Bab Tiga Puluh Lima: Kecantikan yang Lahir Alami (Bagian Satu)
Bagian persenjataan, tidak heran jika dirinya merasa Yun Dingxing memiliki aura yang berbeda; tampaknya Yun Dingxing meski sekarang menjadi pedagang kecil, sisa-sisa keangkuhan pejabat masih terasa padanya. Namun, jika ia pernah menjabat, seharusnya ia punya sedikit tabungan. Melihat tetangganya terluka parah tapi tak mengundang tabib, tampaknya kepribadiannya pun tak terlalu baik.
Namun, Yang Tian langsung tersenyum pahit. Yun Dingxing yang pernah menjadi pejabat, kini jatuh sampai berjualan kue di pinggir jalan, mana mungkin mengorbankan banyak hal demi orang asing? Bisa menggendong si kakek pulang dan meminta putrinya merawat, setidaknya lebih baik daripada kebanyakan orang di zamannya yang selalu berusaha menghindari masalah. Untuk apa ia menuntut terlalu banyak?
Mengingat dirinya tidak punya urusan apapun dengan Yun Dingxing untuk sementara waktu, Yang Tian pun menyingkirkan pikiran tentang lelaki itu.
Pengawal Yao pergi cukup lama sebelum akhirnya berhasil membawa tabib. Tabib ini berusia sekitar lima puluhan, wajahnya kemerahan, janggutnya panjang menjuntai di dagu, memberi kesan tenang dan mantap. Hanya saja, ekspresinya tidak menyenangkan, jelas ia sangat enggan datang ke daerah kumuh ini. Wajahnya penuh ketidaksukaan, namun karena undangan dari pengawal Yao tidak bisa dianggap sepele, ia tetap datang.
Begitu memeriksa luka si kakek, tabib itu langsung melompat mundur, “Jangan bercanda! Luka seberat ini, sudah terlambat beberapa hari pula, saya tidak bisa mengobatinya!”

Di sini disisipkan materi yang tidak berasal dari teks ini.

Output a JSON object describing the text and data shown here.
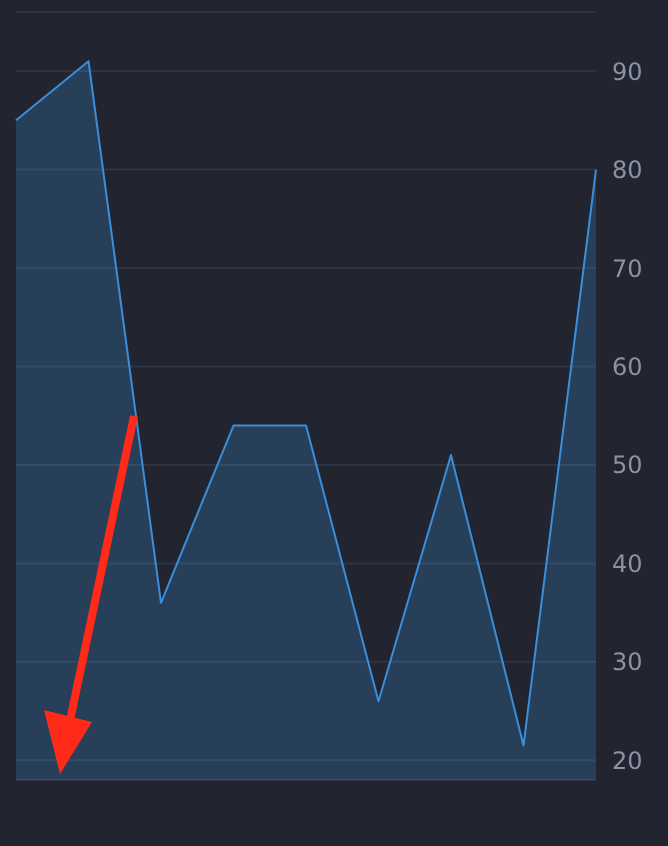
{
  "chart_data": {
    "type": "area",
    "categories": [
      null,
      null,
      null,
      null,
      null,
      null,
      null,
      null,
      null
    ],
    "series": [
      {
        "color": "#3a8fdc",
        "values": [
          85,
          91,
          36,
          54,
          54,
          26,
          51,
          21.5,
          80
        ]
      }
    ],
    "ylim": [
      18,
      96
    ],
    "yticks": [
      20,
      30,
      40,
      50,
      60,
      70,
      80,
      90
    ],
    "grid": "y",
    "tick_labels": "y"
  }
}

Yang Tian menatapnya dengan dingin. Hati tabib itu langsung ciut. Umumnya, siapa pun enggan ke daerah kumuh yang kotor dan kacau seperti ini. Ia tak habis pikir, mengapa anak kecil yang jelas-jelas dari keluarga kaya raya ini mau repot-repot menolong seorang kakek sekarat. Meski masih kecil, tatapan bocah itu sangat tajam dan menusuk.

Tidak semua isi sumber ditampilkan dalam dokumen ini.